There are more than 3 Ways to Shake off a Bad Mood, but not long ago, these 3 ways to shake off a bad mood really came to my rescue.
I was crabby for no particular reason. It wasn’t my hormones. It wasn’t that I hadn’t gotten enough sleep. And it wasn’t because something had offended me. Outside, it was a beautiful, sunny Saturday – but inside, a storm was brewing in my head. I woke up in a bad mood. The proverbial getting up on the wrong side of bed had happened to me and I didn’t like it one bit. A Snarky Saturday awaited me, and instead of recognizing that I needed to pray and meditate on God’s word until I felt better, I got mad.
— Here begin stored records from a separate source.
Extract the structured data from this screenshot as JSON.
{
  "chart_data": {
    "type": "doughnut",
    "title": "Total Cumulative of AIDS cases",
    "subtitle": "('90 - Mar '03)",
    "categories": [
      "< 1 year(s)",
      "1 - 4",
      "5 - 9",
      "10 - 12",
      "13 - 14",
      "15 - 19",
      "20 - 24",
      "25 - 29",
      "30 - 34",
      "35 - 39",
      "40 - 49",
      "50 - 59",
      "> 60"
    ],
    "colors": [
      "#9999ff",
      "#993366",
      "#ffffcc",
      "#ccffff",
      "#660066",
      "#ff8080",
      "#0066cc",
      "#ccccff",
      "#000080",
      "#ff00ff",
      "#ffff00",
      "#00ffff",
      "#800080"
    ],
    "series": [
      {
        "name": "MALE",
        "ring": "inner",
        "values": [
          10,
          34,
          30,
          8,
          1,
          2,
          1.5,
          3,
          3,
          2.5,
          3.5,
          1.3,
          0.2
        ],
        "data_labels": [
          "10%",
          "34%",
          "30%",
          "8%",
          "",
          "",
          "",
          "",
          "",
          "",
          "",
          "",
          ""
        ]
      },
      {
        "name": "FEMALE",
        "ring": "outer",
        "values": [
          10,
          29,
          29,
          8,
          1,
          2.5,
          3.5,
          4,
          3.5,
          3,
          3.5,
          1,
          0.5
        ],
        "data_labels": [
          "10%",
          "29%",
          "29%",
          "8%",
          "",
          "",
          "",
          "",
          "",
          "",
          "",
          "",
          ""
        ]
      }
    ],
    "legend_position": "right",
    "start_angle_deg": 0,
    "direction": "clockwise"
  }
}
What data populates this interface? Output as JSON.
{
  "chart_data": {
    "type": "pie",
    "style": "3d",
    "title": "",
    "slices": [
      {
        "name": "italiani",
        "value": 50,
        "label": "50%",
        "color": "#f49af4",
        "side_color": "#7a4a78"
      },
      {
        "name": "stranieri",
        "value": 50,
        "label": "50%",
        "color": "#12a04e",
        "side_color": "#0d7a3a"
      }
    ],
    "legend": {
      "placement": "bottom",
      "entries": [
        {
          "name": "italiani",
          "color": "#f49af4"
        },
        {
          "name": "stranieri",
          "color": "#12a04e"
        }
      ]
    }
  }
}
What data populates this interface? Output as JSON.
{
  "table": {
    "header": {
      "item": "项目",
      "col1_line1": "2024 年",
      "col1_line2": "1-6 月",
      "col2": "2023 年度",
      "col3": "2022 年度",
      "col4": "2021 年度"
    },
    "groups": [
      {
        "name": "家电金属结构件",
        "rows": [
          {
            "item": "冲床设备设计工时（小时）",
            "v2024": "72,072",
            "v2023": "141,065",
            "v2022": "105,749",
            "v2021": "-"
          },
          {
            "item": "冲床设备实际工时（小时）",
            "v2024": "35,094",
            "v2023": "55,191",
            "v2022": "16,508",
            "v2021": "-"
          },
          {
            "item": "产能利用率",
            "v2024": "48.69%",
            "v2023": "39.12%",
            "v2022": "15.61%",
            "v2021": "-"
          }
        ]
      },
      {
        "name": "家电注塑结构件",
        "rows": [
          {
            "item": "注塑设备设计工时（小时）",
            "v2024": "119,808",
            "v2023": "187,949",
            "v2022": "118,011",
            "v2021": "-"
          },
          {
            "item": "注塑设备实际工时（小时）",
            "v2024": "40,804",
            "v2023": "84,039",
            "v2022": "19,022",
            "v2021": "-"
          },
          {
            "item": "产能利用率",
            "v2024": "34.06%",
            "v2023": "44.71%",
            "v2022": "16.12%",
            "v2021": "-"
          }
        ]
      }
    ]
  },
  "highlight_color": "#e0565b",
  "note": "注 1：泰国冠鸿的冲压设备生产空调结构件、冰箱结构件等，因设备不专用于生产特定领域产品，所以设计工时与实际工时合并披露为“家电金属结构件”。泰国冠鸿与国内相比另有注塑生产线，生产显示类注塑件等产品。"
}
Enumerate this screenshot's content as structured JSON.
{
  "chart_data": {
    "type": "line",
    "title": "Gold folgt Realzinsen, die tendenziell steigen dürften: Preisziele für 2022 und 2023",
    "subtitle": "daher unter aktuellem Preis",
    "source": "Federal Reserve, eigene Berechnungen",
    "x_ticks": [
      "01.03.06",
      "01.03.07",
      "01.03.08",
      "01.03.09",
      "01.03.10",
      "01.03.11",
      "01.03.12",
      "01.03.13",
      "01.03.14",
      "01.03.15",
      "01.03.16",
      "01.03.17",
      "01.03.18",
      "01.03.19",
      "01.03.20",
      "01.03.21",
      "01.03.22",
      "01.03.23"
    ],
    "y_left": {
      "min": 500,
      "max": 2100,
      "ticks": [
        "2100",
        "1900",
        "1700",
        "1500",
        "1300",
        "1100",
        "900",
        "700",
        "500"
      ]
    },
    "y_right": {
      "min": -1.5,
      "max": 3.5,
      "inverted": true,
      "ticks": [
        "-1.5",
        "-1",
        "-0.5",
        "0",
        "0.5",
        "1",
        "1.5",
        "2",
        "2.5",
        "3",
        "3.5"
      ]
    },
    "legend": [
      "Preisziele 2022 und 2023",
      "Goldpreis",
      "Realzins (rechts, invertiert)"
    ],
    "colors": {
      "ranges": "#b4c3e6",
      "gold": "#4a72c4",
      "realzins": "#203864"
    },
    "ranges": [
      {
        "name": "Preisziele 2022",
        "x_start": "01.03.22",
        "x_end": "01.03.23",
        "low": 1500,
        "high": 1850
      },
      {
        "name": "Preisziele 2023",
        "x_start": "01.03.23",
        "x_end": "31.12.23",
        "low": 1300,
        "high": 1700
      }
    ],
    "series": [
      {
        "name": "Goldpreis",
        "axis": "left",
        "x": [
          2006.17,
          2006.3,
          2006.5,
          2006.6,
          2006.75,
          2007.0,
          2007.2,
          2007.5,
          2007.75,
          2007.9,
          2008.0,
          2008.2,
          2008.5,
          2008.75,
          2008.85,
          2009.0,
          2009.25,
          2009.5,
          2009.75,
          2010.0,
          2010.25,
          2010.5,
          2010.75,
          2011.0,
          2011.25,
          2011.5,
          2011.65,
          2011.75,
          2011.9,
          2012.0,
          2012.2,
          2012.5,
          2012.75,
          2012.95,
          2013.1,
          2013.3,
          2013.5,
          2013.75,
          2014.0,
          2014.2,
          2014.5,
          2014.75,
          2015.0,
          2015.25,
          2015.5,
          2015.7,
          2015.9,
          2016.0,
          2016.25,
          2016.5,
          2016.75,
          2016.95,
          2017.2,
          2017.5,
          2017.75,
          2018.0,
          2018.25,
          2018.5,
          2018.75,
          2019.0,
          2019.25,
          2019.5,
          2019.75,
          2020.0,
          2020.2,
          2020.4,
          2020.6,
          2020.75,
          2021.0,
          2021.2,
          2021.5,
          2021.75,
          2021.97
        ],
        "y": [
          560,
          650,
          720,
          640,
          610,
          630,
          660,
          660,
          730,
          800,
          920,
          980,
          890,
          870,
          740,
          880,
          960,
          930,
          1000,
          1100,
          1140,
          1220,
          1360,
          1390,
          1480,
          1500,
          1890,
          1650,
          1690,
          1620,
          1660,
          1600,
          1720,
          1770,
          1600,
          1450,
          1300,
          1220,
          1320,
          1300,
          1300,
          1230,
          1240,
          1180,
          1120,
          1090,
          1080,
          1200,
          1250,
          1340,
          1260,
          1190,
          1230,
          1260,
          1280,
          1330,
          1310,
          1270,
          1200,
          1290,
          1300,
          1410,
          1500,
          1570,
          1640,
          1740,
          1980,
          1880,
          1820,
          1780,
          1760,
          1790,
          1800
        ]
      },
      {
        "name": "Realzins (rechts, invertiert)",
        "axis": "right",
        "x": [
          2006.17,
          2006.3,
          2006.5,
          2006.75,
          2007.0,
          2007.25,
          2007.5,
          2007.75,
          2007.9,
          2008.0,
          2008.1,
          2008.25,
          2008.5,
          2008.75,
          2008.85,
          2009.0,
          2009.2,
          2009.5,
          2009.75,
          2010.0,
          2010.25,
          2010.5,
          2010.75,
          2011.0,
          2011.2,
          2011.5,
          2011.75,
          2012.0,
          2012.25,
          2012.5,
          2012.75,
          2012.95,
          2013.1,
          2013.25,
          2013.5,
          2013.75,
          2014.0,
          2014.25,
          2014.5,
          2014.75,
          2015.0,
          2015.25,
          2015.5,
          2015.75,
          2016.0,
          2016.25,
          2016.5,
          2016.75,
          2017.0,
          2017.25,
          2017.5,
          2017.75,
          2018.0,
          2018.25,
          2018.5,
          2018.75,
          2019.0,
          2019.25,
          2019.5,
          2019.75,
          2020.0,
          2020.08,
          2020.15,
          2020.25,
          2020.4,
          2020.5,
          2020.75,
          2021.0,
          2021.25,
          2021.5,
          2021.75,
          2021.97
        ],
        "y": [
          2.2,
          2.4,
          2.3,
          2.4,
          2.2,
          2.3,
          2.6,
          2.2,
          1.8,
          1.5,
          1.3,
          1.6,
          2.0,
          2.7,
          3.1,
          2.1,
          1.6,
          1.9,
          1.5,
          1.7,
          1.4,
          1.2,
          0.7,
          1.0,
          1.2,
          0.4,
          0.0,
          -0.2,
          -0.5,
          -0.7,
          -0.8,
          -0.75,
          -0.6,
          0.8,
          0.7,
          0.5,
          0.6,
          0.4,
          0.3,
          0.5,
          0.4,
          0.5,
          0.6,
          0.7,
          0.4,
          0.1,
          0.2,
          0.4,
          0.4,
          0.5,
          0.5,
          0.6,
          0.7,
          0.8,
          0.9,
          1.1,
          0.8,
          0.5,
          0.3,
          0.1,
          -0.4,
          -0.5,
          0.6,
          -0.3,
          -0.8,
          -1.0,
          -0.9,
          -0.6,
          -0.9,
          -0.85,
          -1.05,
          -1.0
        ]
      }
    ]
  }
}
Mad that I was mad. Mad that I had chores to do. Mad that… well basically just mad about everything. Thankfully, I have learned to keep my mouth shut unless I have something positive and uplifting to say. But inside my head, gloom, doom and snarky thoughts had set up camp and were out scouting for firewood.
Just Push Through It
Sometimes, you just have to push through it. That means, just keep putting one foot in front of the other. For me, on that fateful Saturday, I kept doing the next thing there was to do, i.e., cleaning my closet, going grocery shopping etc. Remarkably, the more I focused on what needed to be done, the less my bad mood consumed my thoughts, and the better I began to feel.
Keep Your Mouth Shut
If you can’t say something nice, don’t say anything at all. There is a lot of Bible and science behind this old adage. Our words have a profound effect on our brains ability to function. In his bestselling book, Words Can Change Your Brain, Dr. Andrew Newberg says, “When doctors and therapists teach patients to reframe negative thoughts and worries into positive affirmations, the communication process improves and the patient regains self-control and confidence. Indeed, just seeing a list of positive words for a few seconds will make a highly anxious or depressed person feel better, and people who use more positive words tend to have greater control over emotional regulation.” Perhaps this is why David, the great Psalm writer said, “Thy words have I hid in my heart, that I might not sin against Thee.” –Psalm 119:11
It may sound counter-intuitive, but worshiping God when you are feeling your worst is a very effective anecdote. Many of the Psalms start off with some kind of “woe is me” expression or a repentance/lament but end with praise and magnification of God. Psalm 32 , Psalm 102 and Psalm 83 are just a few of them. My solution to this on that crabby Saturday, was to play worship music while I was pushing through my chores. I literally had to make a conscience decision to turn the music on because I knew it would improve my mood – which would in turn soften my reactions etc. I really didn’t feel like it, but I did it anyway, and before long, my joy had returned.